Журавлёв несколько минут в кабинете был один. Потом вышел, опираясь на палочку и сел на скамейку, облокотившись о стену. В душе всё кипело, он не заметил, как к нему сел незнакомый мужчина.
– А что у вас там случилось? – спросил он.
– Я доктору клятву Гиппократа напомнил, через мордобой пришлось. По-другому не понимает! – и добавил спокойно, – совести совсем нет.
– Да, – глубоко вздохнул незнакомец, встал и отошёл.
Ждать пришлось недолго, по коридору шёл вызванный наряд полиции. Овечкин, прикрывая носовым платком нос, шёл рядом.
– Вот, – сказал он дрожащим голосом, указывая на Журавлёва.
Они подошли, Семён встал и, ковыляя, пошёл по коридору под конвоем крепких парней.

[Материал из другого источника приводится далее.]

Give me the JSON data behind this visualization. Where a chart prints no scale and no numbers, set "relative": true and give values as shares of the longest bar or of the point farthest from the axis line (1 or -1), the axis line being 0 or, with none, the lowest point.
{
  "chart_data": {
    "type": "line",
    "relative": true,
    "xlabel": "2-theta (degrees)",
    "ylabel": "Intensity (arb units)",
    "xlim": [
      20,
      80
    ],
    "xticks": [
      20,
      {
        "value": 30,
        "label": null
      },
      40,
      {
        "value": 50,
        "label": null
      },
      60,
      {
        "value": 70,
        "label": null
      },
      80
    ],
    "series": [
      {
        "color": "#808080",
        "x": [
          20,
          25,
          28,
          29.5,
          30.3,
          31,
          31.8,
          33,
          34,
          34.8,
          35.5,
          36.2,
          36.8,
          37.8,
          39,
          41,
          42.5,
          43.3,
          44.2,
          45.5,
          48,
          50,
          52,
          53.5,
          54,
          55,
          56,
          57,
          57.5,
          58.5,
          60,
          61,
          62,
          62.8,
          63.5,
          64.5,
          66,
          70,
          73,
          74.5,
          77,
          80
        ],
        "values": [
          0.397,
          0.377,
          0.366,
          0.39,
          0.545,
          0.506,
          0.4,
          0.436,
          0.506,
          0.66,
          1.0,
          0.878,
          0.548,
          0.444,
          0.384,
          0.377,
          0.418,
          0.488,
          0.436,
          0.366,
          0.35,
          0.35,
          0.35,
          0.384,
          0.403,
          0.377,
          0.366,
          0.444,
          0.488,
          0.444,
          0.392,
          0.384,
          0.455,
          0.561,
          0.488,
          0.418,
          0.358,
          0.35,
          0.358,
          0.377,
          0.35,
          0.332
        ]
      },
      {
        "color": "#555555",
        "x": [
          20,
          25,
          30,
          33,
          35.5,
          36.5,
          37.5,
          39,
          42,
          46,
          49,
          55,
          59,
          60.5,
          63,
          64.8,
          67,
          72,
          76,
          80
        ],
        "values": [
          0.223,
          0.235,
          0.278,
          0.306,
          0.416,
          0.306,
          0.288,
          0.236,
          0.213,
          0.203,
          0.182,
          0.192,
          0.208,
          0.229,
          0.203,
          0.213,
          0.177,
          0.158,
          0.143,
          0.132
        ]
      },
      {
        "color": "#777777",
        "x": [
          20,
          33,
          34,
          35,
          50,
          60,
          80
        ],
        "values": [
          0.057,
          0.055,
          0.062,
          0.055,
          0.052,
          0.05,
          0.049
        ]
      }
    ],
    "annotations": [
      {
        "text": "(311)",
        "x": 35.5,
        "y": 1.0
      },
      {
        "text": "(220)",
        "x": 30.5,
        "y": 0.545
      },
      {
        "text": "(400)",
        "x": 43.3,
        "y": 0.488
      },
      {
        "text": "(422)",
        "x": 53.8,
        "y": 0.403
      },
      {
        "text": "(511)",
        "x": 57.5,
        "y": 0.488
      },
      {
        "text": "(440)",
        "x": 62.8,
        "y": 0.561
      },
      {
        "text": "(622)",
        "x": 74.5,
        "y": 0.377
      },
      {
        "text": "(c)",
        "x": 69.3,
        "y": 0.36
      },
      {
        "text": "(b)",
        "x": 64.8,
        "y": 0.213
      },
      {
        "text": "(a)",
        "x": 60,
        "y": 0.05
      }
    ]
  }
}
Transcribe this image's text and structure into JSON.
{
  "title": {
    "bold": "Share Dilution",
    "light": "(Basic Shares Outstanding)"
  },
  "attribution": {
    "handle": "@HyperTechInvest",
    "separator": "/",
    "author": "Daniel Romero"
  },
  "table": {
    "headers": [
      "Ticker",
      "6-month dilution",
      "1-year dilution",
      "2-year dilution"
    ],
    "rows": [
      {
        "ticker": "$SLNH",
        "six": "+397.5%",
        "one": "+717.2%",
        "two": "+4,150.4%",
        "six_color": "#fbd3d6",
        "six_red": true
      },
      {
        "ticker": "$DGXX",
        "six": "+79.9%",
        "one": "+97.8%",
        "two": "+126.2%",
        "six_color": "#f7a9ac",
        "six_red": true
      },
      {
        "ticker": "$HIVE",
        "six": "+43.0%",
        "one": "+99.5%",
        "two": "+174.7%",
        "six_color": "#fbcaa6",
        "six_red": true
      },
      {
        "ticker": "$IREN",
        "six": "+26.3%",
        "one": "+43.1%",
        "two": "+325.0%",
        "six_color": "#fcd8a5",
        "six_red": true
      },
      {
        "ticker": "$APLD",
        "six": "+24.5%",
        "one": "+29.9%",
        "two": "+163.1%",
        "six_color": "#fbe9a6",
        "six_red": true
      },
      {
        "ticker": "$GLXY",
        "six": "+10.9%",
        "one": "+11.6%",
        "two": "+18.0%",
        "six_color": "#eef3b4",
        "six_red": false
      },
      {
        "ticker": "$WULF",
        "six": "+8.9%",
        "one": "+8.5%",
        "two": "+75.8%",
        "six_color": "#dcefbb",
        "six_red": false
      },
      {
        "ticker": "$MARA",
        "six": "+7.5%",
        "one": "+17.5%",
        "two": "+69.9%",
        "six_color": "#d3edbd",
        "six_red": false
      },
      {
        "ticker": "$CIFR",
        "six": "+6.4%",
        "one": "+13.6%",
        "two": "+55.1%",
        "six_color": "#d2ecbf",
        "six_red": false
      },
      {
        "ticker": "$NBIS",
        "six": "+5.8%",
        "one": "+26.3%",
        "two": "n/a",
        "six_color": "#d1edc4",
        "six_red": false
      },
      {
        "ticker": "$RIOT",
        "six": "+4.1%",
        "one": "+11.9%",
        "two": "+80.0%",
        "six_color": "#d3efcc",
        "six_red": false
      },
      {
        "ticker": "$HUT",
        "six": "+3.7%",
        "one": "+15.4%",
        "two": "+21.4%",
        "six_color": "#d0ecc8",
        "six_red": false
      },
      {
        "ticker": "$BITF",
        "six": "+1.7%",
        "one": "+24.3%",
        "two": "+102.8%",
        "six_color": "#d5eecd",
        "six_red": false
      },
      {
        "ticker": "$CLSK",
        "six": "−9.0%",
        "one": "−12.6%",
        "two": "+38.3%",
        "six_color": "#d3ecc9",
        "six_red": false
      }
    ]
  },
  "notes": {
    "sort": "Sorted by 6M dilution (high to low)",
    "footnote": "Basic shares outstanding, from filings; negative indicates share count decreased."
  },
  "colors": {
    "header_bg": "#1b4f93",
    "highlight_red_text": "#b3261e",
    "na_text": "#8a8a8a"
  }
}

– Погоди, это только цветочки, ягодки будут впереди, – сказал он на прощание доктору.
Журавлёв, Овечкин и полицейские вышли на улицу, где их ждала патрульная машина.
Чуркин наблюдал, как двое в форме посадили Журавлёва в машину и сели сами. А человек в испачканном кровью халате остался стоять на улице. Он узнал в нём доктора Овечкина и подошёл к нему.
– Опять дядя Семён правду искал и, видно, нашёл? – спросил он доктора.
Овечкин стоял, не зная, что делать дальше; тупо смотрел перед собой, оставив без ответа вопрос худенького паренька.
– Получил? – спросил парень.
И тут доктор скептически бросил своё, видимо, любимое слово:
– Идиот.
А потом спросил у незнакомого ему парня:
– А кем вам приходится Журавлёв, – и добавил, – Семён Васильевич?
Чуркин не ответил ему, а спросил:
– Заявление подал?
– Что? – не понял Овечкин.
– Заявление.
– А, да!
– Придётся забрать. За правду дядя Сёма хоть в огонь, хоть в воду, а своего добьётся.
Овечкин отвернулся и пошёл с опущенной головой. Чуркин посмотрел ему вслед и тоже пошёл к своей машине.
…Через месяц Журавлёв вновь посетил поликлинику, но Овечкина и его медсестры в их бывшем кабинете не было. Приём вели другие люди в белых халатах.